Marion Edmunds
THE Home Affairs Department’s control over immigration and migration should be handed over to a new ministry, recommends research carried out by a government task team.
The task team – chaired by Wilmot James, the Institute for a Democratic South Africa’s executive director – was appointed by Home Affairs Minister Mangosuthu Buthelezi last year to study flaws in immigration policy. The current policy is proving to be inadequate, inappropriate, and in many instances unconstitutional.
The team, which includes Deputy President Thabo Mbeki’s wife, Zanele, academics, unionists and lawyers, is to compile a Green Paper on international migration. It will report to cabinet in May.
Researcher Sally Peberdy told the task team in Parliament this week that current immigration legislation was rooted in the racism, anti-Semitism and xenophobia of past South African governments.
She said there should be a fresh start, with a new Immigration Act as the cornerstone, and a new ministry.
“South Africa needs to formulate a coherent, positive, proactive alternative vision of the role of immigration that recognises that immigration, properly managed, can be of great economic, social and cultural benefit to a receiving country,” she said.
The current Act governing the entry and exit of non-citizens is exclusive and defensive in nature, seeking to protect South African citizens from the threat of “outsiders” who might jeopardise their livelihood and be a drain on the state’s resources and Reconstruction and Development Programme.
While successfully keeping out many skilled foreigners, the policy, the department, and immigration officials have failed to stem the tide of immigrants from the rest of Africa, many of whom come illegally to South Africa to trade informally and are deported regularly at great cost to the taxpayer to their countries of origin. Researchers at the Human Sciences Research Council estimate that R210-million a year is spent on deporting illegal immigrants.
In 1990, 53 418 illegal immigrants were repatriated; by 1995 this had risen to 157 084.
The Mail & Guardian has also recorded instances where the Act, implemented by Home Affairs officials, has jeopardised foreign investment and the entry of needed skilled people.
Peberdy said South African immigration legislation had been developed with the original intention of keeping out all people except whites, and from the 1920s onwards laws were also used to diminish the stream of Jewish people coming to South Africa from Eastern Europe.
Arguing that the laws reflected the racial anxieties of the time, she described legislation introduced in Parliament in 1930 to control Jewish immigration to South Africa.

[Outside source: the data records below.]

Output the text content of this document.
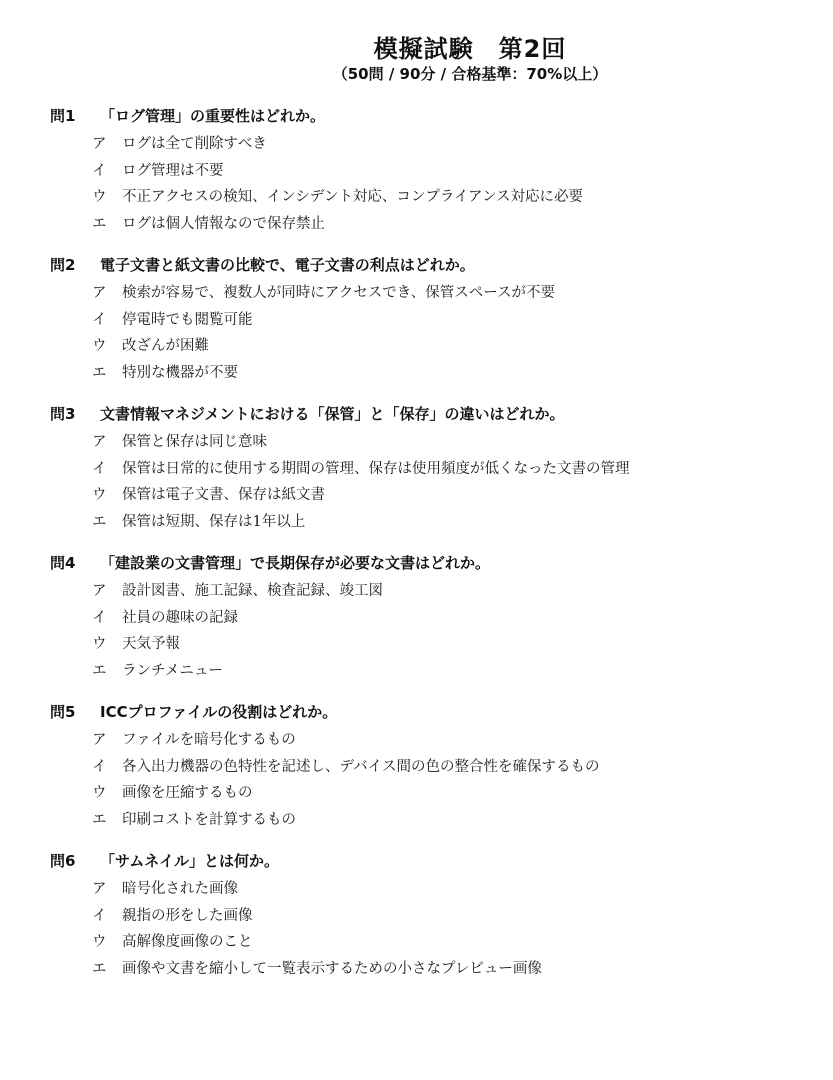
模擬試験　第2回
（50問 / 90分 / 合格基準：70%以上）
問1	「ログ管理」の重要性はどれか。
ア	ログは全て削除すべき
イ	ログ管理は不要
ウ	不正アクセスの検知、インシデント対応、コンプライアンス対応に必要
エ	ログは個人情報なので保存禁止
問2	電子文書と紙文書の比較で、電子文書の利点はどれか。
ア	検索が容易で、複数人が同時にアクセスでき、保管スペースが不要
イ	停電時でも閲覧可能
ウ	改ざんが困難
エ	特別な機器が不要
問3	文書情報マネジメントにおける「保管」と「保存」の違いはどれか。
ア	保管と保存は同じ意味
イ	保管は日常的に使用する期間の管理、保存は使用頻度が低くなった文書の管理
ウ	保管は電子文書、保存は紙文書
エ	保管は短期、保存は1年以上
問4	「建設業の文書管理」で長期保存が必要な文書はどれか。
ア	設計図書、施工記録、検査記録、竣工図
イ	社員の趣味の記録
ウ	天気予報
エ	ランチメニュー
問5	ICCプロファイルの役割はどれか。
ア	ファイルを暗号化するもの
イ	各入出力機器の色特性を記述し、デバイス間の色の整合性を確保するもの
ウ	画像を圧縮するもの
エ	印刷コストを計算するもの
問6	「サムネイル」とは何か。
ア	暗号化された画像
イ	親指の形をした画像
ウ	高解像度画像のこと
エ	画像や文書を縮小して一覧表示するための小さなプレビュー画像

She quoted an internal government document of 1926, titled “Immigration of Hebrews into South Africa”, which read:”One in every four who has entered the Union this year is a Hebrew, generally of a low type …
“The European population of the Union is small and every possible endeavour should be made to strengthen it and to ensure the quality of any additions to it in order to preserve its position in relation to the hordes of native and coloured inhabitants …”

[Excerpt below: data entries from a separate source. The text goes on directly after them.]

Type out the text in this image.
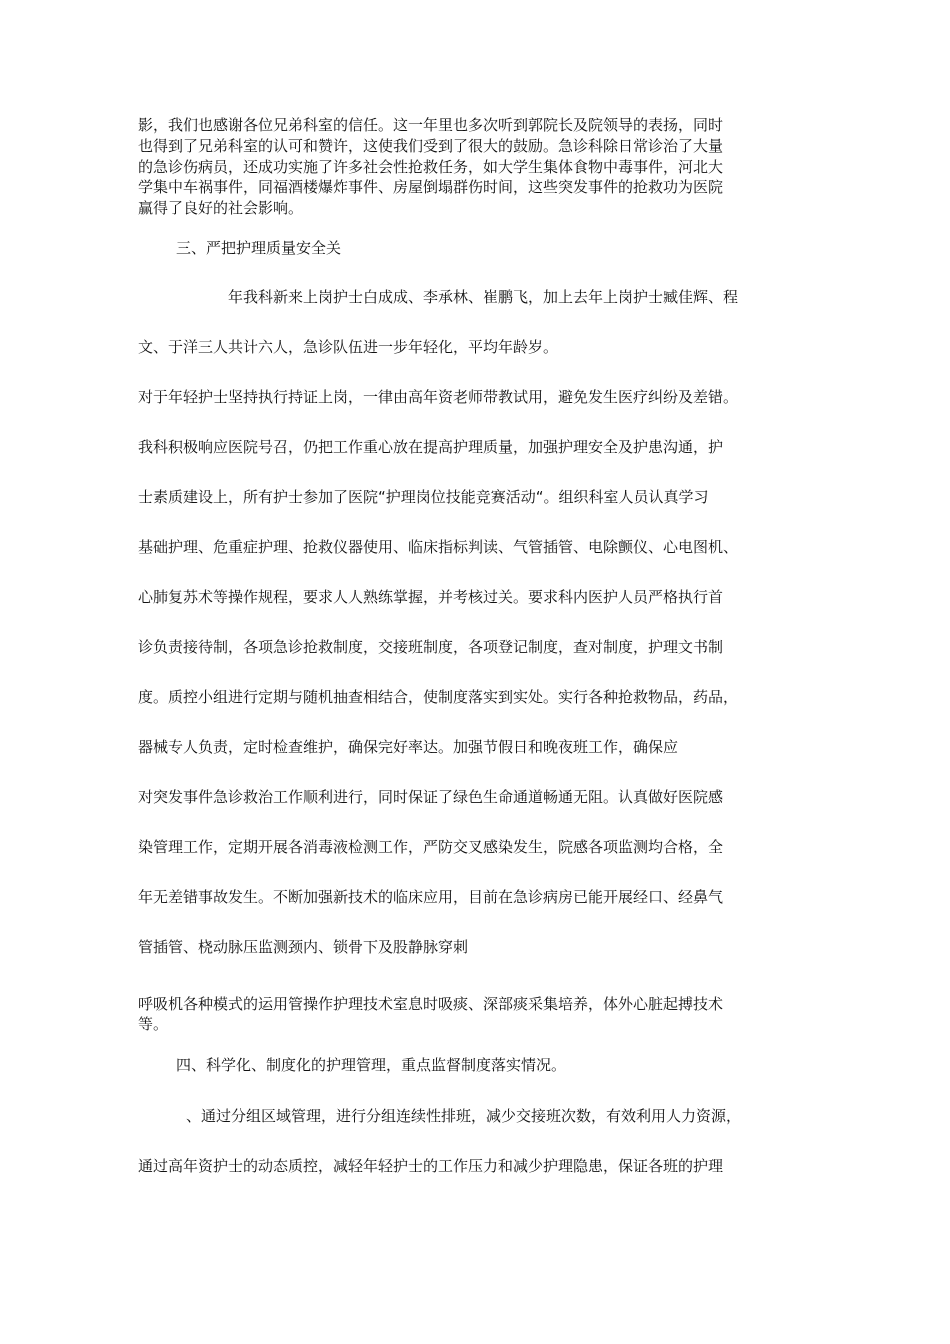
影，我们也感谢各位兄弟科室的信任。这一年里也多次听到郭院长及院领导的表扬，同时

也得到了兄弟科室的认可和赞许，这使我们受到了很大的鼓励。急诊科除日常诊治了大量

的急诊伤病员，还成功实施了许多社会性抢救任务，如大学生集体食物中毒事件，河北大

学集中车祸事件，同福酒楼爆炸事件、房屋倒塌群伤时间，这些突发事件的抢救功为医院

赢得了良好的社会影响。

三、严把护理质量安全关

年我科新来上岗护士白成成、李承林、崔鹏飞，加上去年上岗护士臧佳辉、程

文、于洋三人共计六人，急诊队伍进一步年轻化，平均年龄岁。

对于年轻护士坚持执行持证上岗，一律由高年资老师带教试用，避免发生医疗纠纷及差错。

我科积极响应医院号召，仍把工作重心放在提高护理质量，加强护理安全及护患沟通，护

士素质建设上，所有护士参加了医院“护理岗位技能竞赛活动“。组织科室人员认真学习

基础护理、危重症护理、抢救仪器使用、临床指标判读、气管插管、电除颤仪、心电图机、

心肺复苏术等操作规程，要求人人熟练掌握，并考核过关。要求科内医护人员严格执行首

诊负责接待制，各项急诊抢救制度，交接班制度，各项登记制度，查对制度，护理文书制

度。质控小组进行定期与随机抽查相结合，使制度落实到实处。实行各种抢救物品，药品，

器械专人负责，定时检查维护，确保完好率达。加强节假日和晚夜班工作，确保应

对突发事件急诊救治工作顺利进行，同时保证了绿色生命通道畅通无阻。认真做好医院感

染管理工作，定期开展各消毒液检测工作，严防交叉感染发生，院感各项监测均合格，全

年无差错事故发生。不断加强新技术的临床应用，目前在急诊病房已能开展经口、经鼻气

管插管、桡动脉压监测颈内、锁骨下及股静脉穿刺

呼吸机各种模式的运用管操作护理技术室息时吸痰、深部痰采集培养，体外心脏起搏技术

等。

四、科学化、制度化的护理管理，重点监督制度落实情况。

、通过分组区域管理，进行分组连续性排班，减少交接班次数，有效利用人力资源，

通过高年资护士的动态质控，减轻年轻护士的工作压力和减少护理隐患，保证各班的护理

According to Peberdy, the 1930 Act provided the foundation for the Aliens Act of 1937, on which subsequent immigration legislation was built. This subsequent legislation also vested enormous powers in police and immigration officers, giving them the legal right to make arrests without warrants – powers which are still used in immigration policy today.
The legislation also gave the state the right to refuse entry to individuals seeking to immigrate without giving them reasons for their rejection, a practice deemed unconstitutional but which still happens today.
The task team is to hear a number of viewpoints on immigration over the next months. While some researchers will argue that South Africa ought to be more accommodating of people from neighbouring states, others such as Hussein Solomon of the Institute for Defence Policy, will maintain that illegal aliens are a threat to domestic and regional stability and should be controlled more strictly.
Solomon told the task team this week that illegal aliens were contributing to rising crime, having a negative impact on the labour market, increasing the problem of squatting and were a burden on the state.
He recommended bolstering border security and strengthening internal controls on the movement of foreigners within South African. His thesis was challenged by members of the task team.